Attorney General: Troopers in High-Speed Luxury Car Escort Altered Plates
The troopers have been criminally charged in connection with the March 2012 incident.
Two state troopers have been criminally charged in connection with providing a high-speed escort on the Garden State Parkway for a fleet of luxury cars, the New Jersey Attorney General’s Office announced Friday.
The New Jersey State Police (NJSP) received complaints regard the March 2012 caravan to Atlantic City, and the troopers were subsequently suspended without pay in April.
“They turned the highway into a virtual speedway,” Attorney General Jeffrey S. Chiesa said in a press conference in Trenton on Friday. "What they did was absolutely wrong."
An investigation into the incident found that the troopers, Sgt. First Class Nadir Nassry, 47, and Trooper Joseph Ventrella, 28, allegedly concealed the license plates on their NJSP vehicles to avoid detection by E-ZPass cameras, Chiesa said.
The troopers allegedly used black electrical tape to chage the numbers on their license plates, and the attorney general said Nassry also directed the drivers of the sports cars to use tape or other means to partially conceal their plates.
The troopers have been charged with fourth-degree falsifying or tampering with records. Nassry, a 25-year veteran of the NJSP, faces an additional third-degree charge of tampering with public records or information.
“This is a public safety issue plain and simple. Thankfully, thankfully no one was hurt,” Chiesa said.
Complaints about the high-speed caravan in March led to an investigation of a 2010 escort of other luxury vehicles, according to the attorney general's office. Four troopers face disciplinary charges in connection with the 2010 incident, which was captured on a YouTube video.

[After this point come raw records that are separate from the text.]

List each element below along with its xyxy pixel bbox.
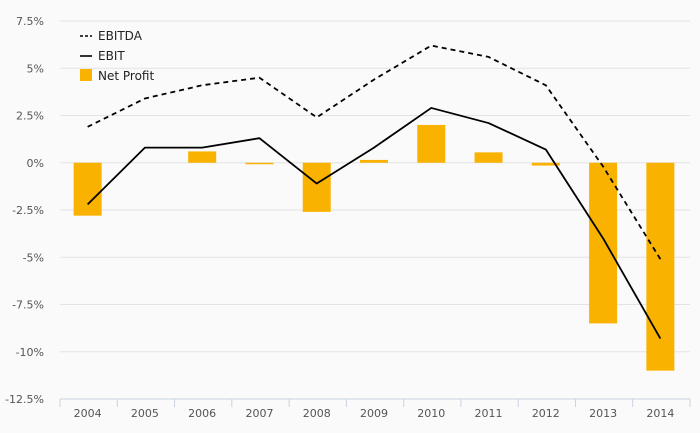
bar-net-profit-2009[interactable] [360,159,388,163]
line-ebitda[interactable] [87,44,662,260]
legend-label-net-profit: Net Profit [98,69,154,83]
bar-net-profit-2012[interactable] [531,162,560,166]
legend: EBITDA EBIT Net Profit [80,29,154,83]
bar-net-profit-2004[interactable] [73,162,102,216]
x-tick-label: 2008 [303,407,331,420]
bar-net-profit-2014[interactable] [646,162,675,371]
x-tick-label: 2006 [188,407,216,420]
bar-net-profit-2007[interactable] [245,162,274,165]
x-tick-label: 2004 [74,407,102,420]
legend-item-ebitda[interactable]: EBITDA [80,29,143,43]
x-tick-label: 2010 [417,407,445,420]
y-tick-label: 5% [27,62,44,75]
x-tick-label: 2009 [360,407,388,420]
x-tick-label: 2012 [532,407,560,420]
line-ebit[interactable] [87,107,662,339]
y-tick-label: -2.5% [12,204,44,217]
y-tick-label: -7.5% [12,299,44,312]
x-tick-label: 2013 [589,407,617,420]
y-tick-label: 2.5% [16,110,44,123]
legend-item-net-profit[interactable]: Net Profit [80,69,154,83]
legend-label-ebit: EBIT [98,49,125,63]
bar-net-profit-2008[interactable] [302,162,331,212]
y-tick-label: -10% [16,346,44,359]
y-tick-label: -5% [23,251,44,264]
y-axis: 7.5% 5% 2.5% 0% -2.5% -5% -7.5% -10% -12.5% [5,15,44,406]
net-profit-bars [73,124,675,371]
line-series [87,44,662,339]
legend-item-ebit[interactable]: EBIT [80,49,125,63]
x-tick-label: 2005 [131,407,159,420]
legend-label-ebitda: EBITDA [98,29,143,43]
bar-net-profit-2010[interactable] [417,124,446,163]
y-tick-label: -12.5% [5,393,44,406]
x-tick-label: 2011 [475,407,503,420]
x-axis: 2004 2005 2006 2007 2008 2009 2010 2011 2012 2013… [59,398,691,420]
bar-net-profit-2013[interactable] [589,162,618,324]
bar-net-profit-2011[interactable] [474,152,503,163]
x-tick-label: 2007 [245,407,273,420]
legend-swatch-net-profit [80,69,92,81]
grid-lines [60,20,690,353]
y-tick-label: 7.5% [16,15,44,28]
bar-net-profit-2006[interactable] [188,151,217,163]
x-tick-label: 2014 [646,407,674,420]
y-tick-label: 0% [27,157,44,170]
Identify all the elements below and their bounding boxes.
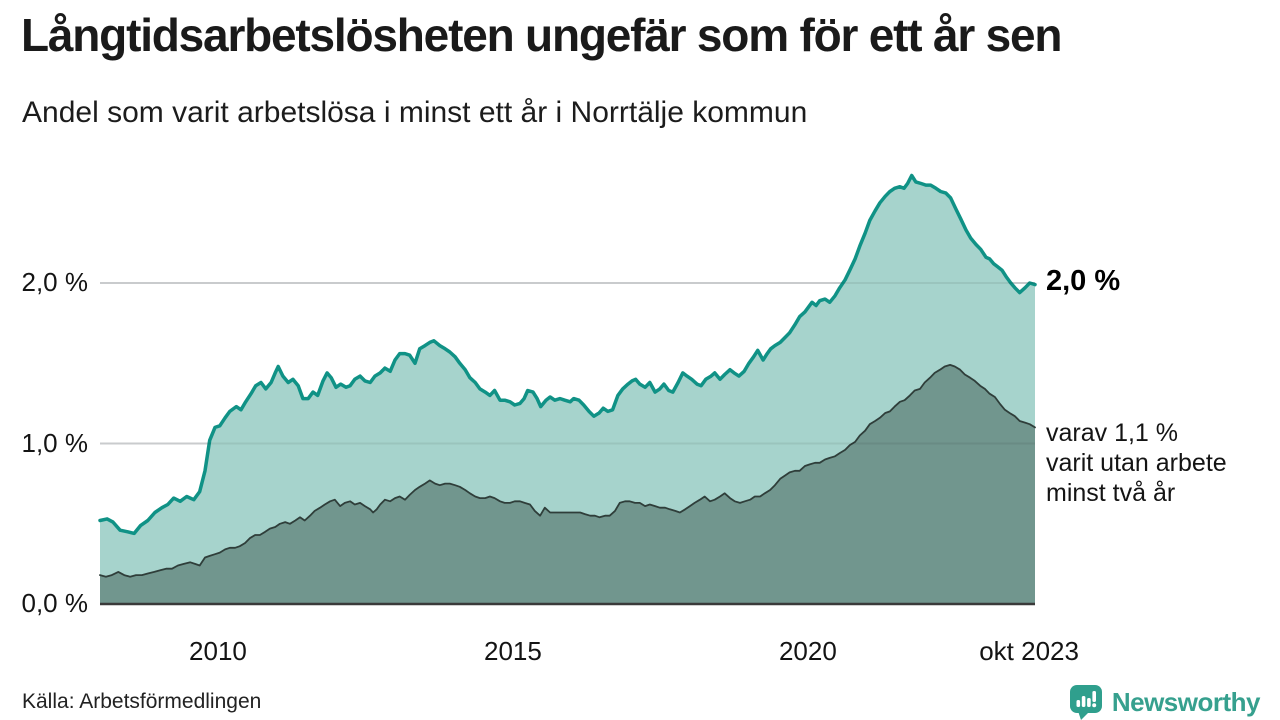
x-tick-2010: 2010 <box>189 636 247 666</box>
brand-logo: Newsworthy <box>1068 684 1261 720</box>
y-tick-1pct: 1,0 % <box>21 427 89 458</box>
series-line-1 <box>99 364 1036 578</box>
y-tick-2pct: 2,0 % <box>21 267 89 297</box>
brand-name: Newsworthy <box>1111 686 1261 717</box>
end-label-secondary: varav 1,1 % varit utan arbete minst två … <box>1046 419 1227 508</box>
y-tick-0pct: 0,0 % <box>21 588 89 618</box>
end-label-total: 2,0 % <box>1046 265 1121 297</box>
newsworthy-icon <box>1069 685 1102 720</box>
x-tick-2015: 2015 <box>484 636 542 666</box>
x-tick-2020: 2020 <box>778 636 837 666</box>
source-note: Källa: Arbetsförmedlingen <box>22 690 262 713</box>
x-tick-okt-2023: okt 2023 <box>979 636 1079 666</box>
page-subtitle: Andel som varit arbetslösa i minst ett å… <box>22 96 808 129</box>
page-title: Långtidsarbetslösheten ungefär som för e… <box>21 9 1063 61</box>
series-area-1 <box>100 364 1035 604</box>
series-line-0 <box>98 173 1037 536</box>
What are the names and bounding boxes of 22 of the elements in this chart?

Disciplinary charges have also been filed against a trooper who improperly handled a traffic ticket issued to a member of a driving club who was stopped for speeding on the Garden State Parkway in his Lamborghini in 2010.
“We're not in the business of endangering the public, we're in the business of protecting the public,” Chiesa said.
The drivers of the luxury cars will not be issued speeding tickets or motor vehicle summonses for altering their license plates during the caravan as a 30-day time limit to issue such summonses has passed, he said.
The NJSP will adopt new standard operating procedures, placing an emphasis on public safety and with enhanced provisions governing when escorts will be authorized, according to State Police Superintendent Colonel Rick Fuentes.